Early rumors that a conscience-stricken Councilman would attempt to break the filibuster were squelched by an ugly counter-rumor that he wouldn’t.
1,220 Ballots, Yet Mayor’s Job Open
Published: Saturday, March 13, 1948
Ballot number 1,220 was cast last night in another futile attempt to elect a mayor for Cambridge.
Filing into the meeting 45 minutes late, the city’s nine uncompromising council-members didn’t once give the impression that they might accomplish anything. Even the clock on the council chamber wall was slow.
A crowd of 75 soda-drinking and candy-munching spectators heard Hyman Pill vote for himself 15 times, thereby preventing any majority vote.
To the observer, it was like one big poker game, with members of three determined cliques bluffing each other to see how long each would last out the game. Clouds of smoke thickened in the room, but the plot still looked clear. Cambridge would stay without a mayor.
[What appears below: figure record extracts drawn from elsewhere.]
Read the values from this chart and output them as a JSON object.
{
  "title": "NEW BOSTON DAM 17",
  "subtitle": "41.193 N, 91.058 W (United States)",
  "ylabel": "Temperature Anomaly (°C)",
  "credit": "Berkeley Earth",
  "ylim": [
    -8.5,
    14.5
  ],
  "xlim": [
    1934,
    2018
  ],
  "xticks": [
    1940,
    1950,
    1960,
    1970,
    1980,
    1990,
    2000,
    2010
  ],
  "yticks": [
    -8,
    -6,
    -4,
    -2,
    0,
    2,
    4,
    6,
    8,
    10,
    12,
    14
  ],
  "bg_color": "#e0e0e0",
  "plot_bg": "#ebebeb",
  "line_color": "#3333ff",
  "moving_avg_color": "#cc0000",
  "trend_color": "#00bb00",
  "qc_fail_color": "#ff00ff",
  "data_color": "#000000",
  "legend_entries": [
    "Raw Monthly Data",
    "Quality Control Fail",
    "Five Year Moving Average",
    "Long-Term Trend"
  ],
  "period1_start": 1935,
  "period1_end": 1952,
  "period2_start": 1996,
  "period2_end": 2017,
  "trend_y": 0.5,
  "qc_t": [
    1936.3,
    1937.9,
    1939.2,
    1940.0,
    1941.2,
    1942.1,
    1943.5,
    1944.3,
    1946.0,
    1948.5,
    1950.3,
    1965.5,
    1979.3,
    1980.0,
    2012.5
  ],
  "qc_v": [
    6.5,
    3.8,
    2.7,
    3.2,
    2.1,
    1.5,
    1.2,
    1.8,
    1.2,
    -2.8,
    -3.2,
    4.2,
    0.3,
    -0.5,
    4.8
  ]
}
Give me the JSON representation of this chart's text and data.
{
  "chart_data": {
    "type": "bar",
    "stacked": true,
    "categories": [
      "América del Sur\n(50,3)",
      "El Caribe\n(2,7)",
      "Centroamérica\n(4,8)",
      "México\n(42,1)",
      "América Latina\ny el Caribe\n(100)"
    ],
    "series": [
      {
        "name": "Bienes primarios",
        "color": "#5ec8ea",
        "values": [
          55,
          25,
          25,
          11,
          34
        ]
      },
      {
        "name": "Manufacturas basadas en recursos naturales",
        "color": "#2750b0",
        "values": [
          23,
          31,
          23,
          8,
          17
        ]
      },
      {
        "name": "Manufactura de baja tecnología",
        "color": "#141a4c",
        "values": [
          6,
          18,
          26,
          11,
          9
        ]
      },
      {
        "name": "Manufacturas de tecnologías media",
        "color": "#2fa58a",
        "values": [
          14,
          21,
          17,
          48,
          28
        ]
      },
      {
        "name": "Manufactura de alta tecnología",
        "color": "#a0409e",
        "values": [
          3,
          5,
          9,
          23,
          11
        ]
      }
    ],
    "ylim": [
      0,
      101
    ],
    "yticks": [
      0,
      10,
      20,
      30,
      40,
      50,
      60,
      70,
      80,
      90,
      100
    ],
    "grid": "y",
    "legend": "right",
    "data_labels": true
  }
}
Appointed Mayor May Halt City’s Election Comedy
Published: Saturday, April 24, 1948
Governor Bradford may soon confiscate the script of Cambridge’s most popular comedians.
He threatens to name City Clerk Frederick H. Burke to the long-disputed mayor’s post, and thereby put an end to the fruitless voting sessions that one gallery observer called "the most ludicrous burlesque I ever saw."
Although 1803 ballots have been cast since January 5, no mayor has been selected in the 34 voting sessions. Interspersed between each ballot, the council-men have slipped eggs in each other’s pockets, joked loudly, and even refused to swing the tide by voting for themselves. Hundreds of Cambridge citizens have come to the sessions, and have laughed, jeered, and insulted the actors on the councilroom stage. "Ridiculous," they ruefully admit between sips of lemonade.
No Signs in Cambridge
Not one new sign has been hung in Cambridge this year as one result of the lack of a mayor, for his signature is needed on every permit for a new bill-board or shingle. "No mayor, no sign," exasperated storekeepers explain.
But despite the apparent necessity of a mayor, local citizens won’t be entirely happy even when this long-awaited figurehead finally gets in the City Hall. If Governor Bradford appoints the city clerk to the post, and lets the Council play around with its fruitless elections on its own time, Cambridge will loose its most recently discovered amusement center–the council chamber on the second floor of City Hall.
Any such action from Beacon Hill would set a political precedent, but what is even more important, it would at last give Cambridge a man down at City Hall with enough power and prestige to issue okays for the newly painted shingles that must now stay inside its stores.
Published: Thursday, April 29, 1948
After 1,321 ballots and countless pocketed raw eggs, the Cambridge City Council has reached the end of the road. It was a long road and often a comic one, but last Friday the councilmen met for the thirty-sixth time and decided not to vote again. They didn’t have to, for they had finally elected a mayor.
How the group arrived at this unprecedented decision is still unclear. Since January 5, each councilman found his own desires stronger than the theoretical interest of the group; though there was no crucial issue keeping the factions apart, no candidate garnered a majority. A major attempt to force a compromise and end the haggling failed in February, but virtually the same plan succeeded last Friday when five votes seated Michael Neville. Regardless of whether the elusive majority materialized with the Spring, or whether it stemmed from Governor Bradford’s edict to produce or else, the shouting is over and the Mayor’s chair is filled.
Filling the vacancy won’t exactly clear up confusion for there was little confusion to begin with. The Cambridge City Manager attended to all routine chores during the interregnum–only the School Committee was held inactive. Now that Mr. Neville is elected, the School Committee can roam at will, and signs can once more be posted bearing the mayor’s signature. Only one questions remains: do these advantages really compensate for the loss of the famed Councilmen capers? Mayors are good to have, but vaudeville is priceless.